Alors ils s'assirent, en manches de chemise, autour de la petite table moisie. On se mit à l'œuvre. Tout en riant, chacun se dépêchait de prendre sa bonne part de la friture; les fourchettes d'étain allaient et venaient comme la navette d'un tisserand; les mâchoires galopaient, l'ombre de la charmille tremblotait sur les figures animées, sur le grand plat fleuronné, sur les gobelets moulés à facettes et sur la haute bouteille jaune, où pétillait le vin blanc du pays.
Près de la table, sur sa queue en panache était assis Mélac, un petit chien-loup appartenant au Panier-Fleuri, blanc comme la neige, le nez noir comme une châtaigne brûlée, l'oreille droite et l'œil luisant. Tantôt l'un, tantôt l'autre, lui jetait une bouchée de pain ou une queue de poisson, qu'il happait au vol.
C'était un joli coup d'œil.
«Ma foi, dit Fritz, je suis content d'être venu ce matin, je m'ennuyais, je ne savais que faire; d'aller toujours à la brasserie, c'est terriblement monotone.
—Hé! s'écria Hâan, si tu trouves la brasserie monotone, toi, ce n'est pas ta faute, car, Dieu merci! tu peux te vanter de t'y faire du bon sang; tu t'es joliment moqué du monde, hier, avec tes citations du Cantique des cantiques. Ha! ha! ha!
—Maintenant, ajouta le grand Schoultz en levant sa fourchette, nous connaissons cet homme grave: quand il est sérieux, il faut rire, et quand il rit, il faut se défier.»
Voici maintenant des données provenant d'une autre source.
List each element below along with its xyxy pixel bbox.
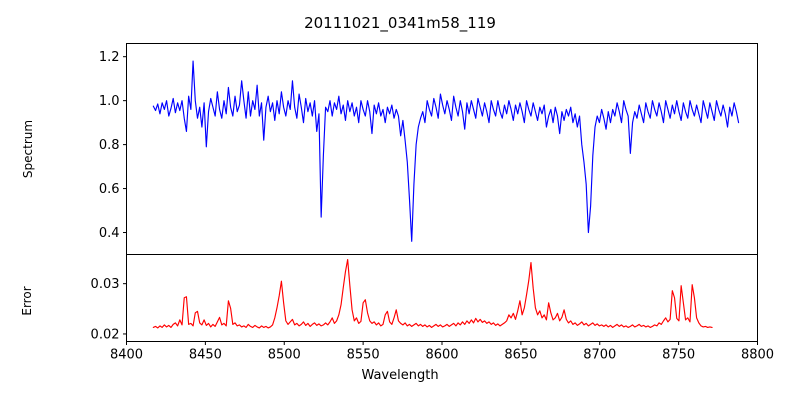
x-tick-label: 8800 (741, 348, 774, 363)
spectrum-y-tick-label: 0.6 (99, 182, 120, 197)
x-axis-label: Wavelength (361, 368, 439, 383)
spectrum-y-tick-label: 1.0 (99, 94, 120, 109)
error-y-tick-label: 0.02 (91, 327, 120, 342)
x-tick-label: 8500 (268, 348, 301, 363)
spectrum-data-line (152, 60, 740, 242)
figure-title: 20111021_0341m58_119 (304, 14, 496, 32)
x-tick-label: 8700 (583, 348, 616, 363)
y-axis-label-error: Error (20, 286, 34, 316)
x-tick-label: 8650 (504, 348, 537, 363)
error-axes-frame (126, 254, 758, 342)
x-tick-label: 8600 (425, 348, 458, 363)
spectrum-y-tick-label: 0.8 (99, 138, 120, 153)
x-tick-group: 8400 8450 8500 8550 8600 8650 8700 8750 8800 (110, 341, 774, 363)
x-tick-label: 8450 (189, 348, 222, 363)
error-y-tick-group: 0.02 0.03 (91, 277, 127, 342)
spectrum-y-tick-label: 1.2 (99, 50, 120, 65)
error-plot-group: 0.02 0.03 8400 8450 8500 8550 8600 8650 8700 875… (91, 254, 774, 363)
spectrum-y-tick-group: 0.4 0.6 0.8 1.0 1.2 (99, 50, 127, 241)
spectrum-axes-frame (126, 43, 758, 255)
x-tick-label: 8750 (662, 348, 695, 363)
x-tick-label: 8400 (110, 348, 143, 363)
x-tick-label: 8550 (347, 348, 380, 363)
spectrum-plot-group: 0.4 0.6 0.8 1.0 1.2 (99, 43, 758, 255)
y-axis-label-spectrum: Spectrum (21, 119, 35, 179)
spectrum-y-tick-label: 0.4 (99, 226, 120, 241)
error-y-tick-label: 0.03 (91, 277, 120, 292)
error-data-line (152, 258, 713, 329)
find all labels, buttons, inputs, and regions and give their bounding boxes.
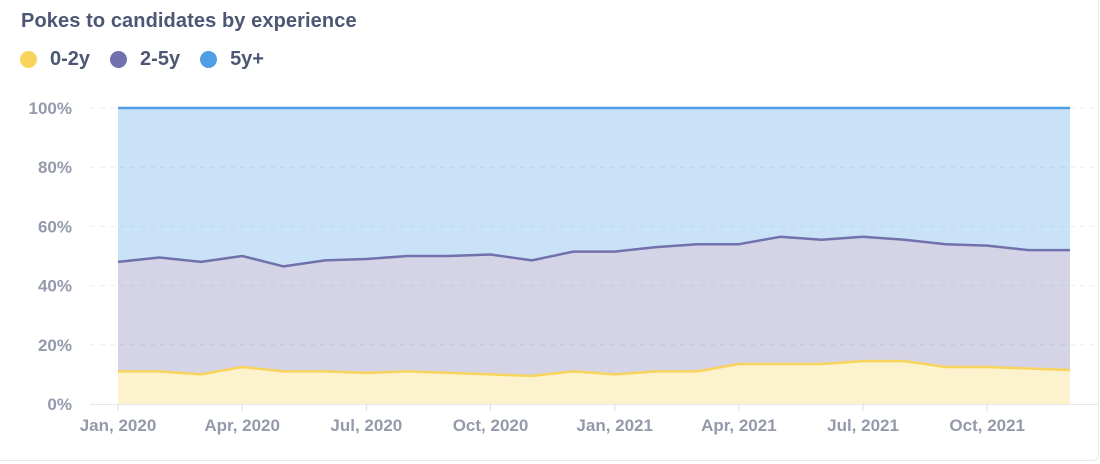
legend-item-2-5y[interactable]: 2-5y <box>110 48 180 71</box>
chart-title: Pokes to candidates by experience <box>21 10 357 32</box>
legend-item-0-2y[interactable]: 0-2y <box>20 48 90 71</box>
x-tick-label: Jan, 2021 <box>576 416 653 435</box>
x-tick-label: Oct, 2021 <box>949 416 1025 435</box>
y-tick-label: 80% <box>38 158 72 177</box>
x-tick-label: Jul, 2021 <box>827 416 899 435</box>
y-tick-label: 100% <box>29 99 72 118</box>
x-tick-label: Jan, 2020 <box>80 416 157 435</box>
area-5y+ <box>118 108 1070 267</box>
legend-swatch-5y-plus <box>200 51 218 68</box>
x-tick-label: Oct, 2020 <box>453 416 529 435</box>
line-2-5y <box>117 235 1070 268</box>
legend-label-2-5y: 2-5y <box>140 48 181 70</box>
y-axis: 0% 20% 40% 60% 80% 100% <box>29 99 72 414</box>
legend-label-5y-plus: 5y+ <box>230 48 264 70</box>
y-tick-label: 40% <box>38 277 72 296</box>
x-tick-label: Apr, 2021 <box>701 416 777 435</box>
y-tick-label: 20% <box>38 336 72 355</box>
legend: 0-2y 2-5y 5y+ <box>20 48 284 71</box>
y-tick-label: 0% <box>47 395 72 414</box>
area-0-2y <box>118 361 1070 404</box>
x-tick-label: Apr, 2020 <box>204 416 280 435</box>
legend-label-0-2y: 0-2y <box>50 48 91 70</box>
area-2-5y <box>118 236 1070 376</box>
legend-swatch-2-5y <box>110 51 128 68</box>
series-areas <box>118 108 1070 404</box>
x-tick-label: Jul, 2020 <box>330 416 402 435</box>
series-lines <box>117 106 1071 378</box>
line-0-2y <box>118 359 1071 378</box>
y-tick-label: 60% <box>38 217 72 236</box>
legend-swatch-0-2y <box>20 51 37 68</box>
legend-item-5y-plus[interactable]: 5y+ <box>200 48 264 71</box>
x-axis: Jan, 2020 Apr, 2020 Jul, 2020 Oct, 2020 Jan,… <box>80 404 1098 435</box>
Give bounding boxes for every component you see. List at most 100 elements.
Fritz se mit à rire de bon cœur. «Ah! vous avez donc éventé la mèche, fit-il, moi qui croyais....
—Kobus, interrompit Hâan, nous te connaissons depuis longtemps, ce n'est pas à nous qu'il faut essayer d'en faire accroire. Mais, pour en revenir à ce que tu disais tout à l'heure, il est malheureusement vrai que cette vie de brasserie peut nous jouer un mauvais tour. Si l'on voit tant d'hommes gras avant l'âge, des êtres asthmatiques, boursouflés et poussifs, des goutteux, des graveleux, des hydropiques par centaines, cela vient de la bière de Francfort, de Strasbourg, de Munich, ou de partout ailleurs; car la bière contient trop d'eau, elle rend l'estomac paresseux, et quand l'estomac est paresseux, cela gagne tous les membres.
—C'est très vrai, monsieur Hâan, dit alors le professeur Speck, mieux vaut boire deux bouteilles de bon vin, qu'une seule chope de bière; elles contiennent moins d'eau, et, par suite, disposent moins à la gravelle: l'eau dépose des graviers dans la vessie, chacun sait cela; et, d'un autre côté, la graisse résulte également de l'eau. L'homme qui ne boit que du vin a donc la chance de rester maigre très longtemps, et la maigreur n'est pas aussi difficile à porter que l'obésité.
—Certainement, monsieur Speck, certainement, répondit Hâan, quand on veut engraisser le bétail, on lui fait boire de l'eau avec du son: si on lui faisait boire du vin il n'engraisserait jamais. Mais, outre cela, ce qu'il faut à l'homme, c'est du mouvement; le mouvement entretient nos articulations en bon état, de sorte qu'on ne ressemble pas à ces charrettes qui crient chaque fois que les roues tournent; chose fort désagréable. Nos anciens, doués d'une grande prévoyance, pour éviter cet inconvénient, avaient le jeu de quilles, les mâts de cocagne, les courses en sac, les parties de patins et de glissades, sans compter la danse, la chasse et la pêche; maintenant, les jeux de cartes de toute sorte ont prévalu, voilà pourquoi l'espèce dégénère.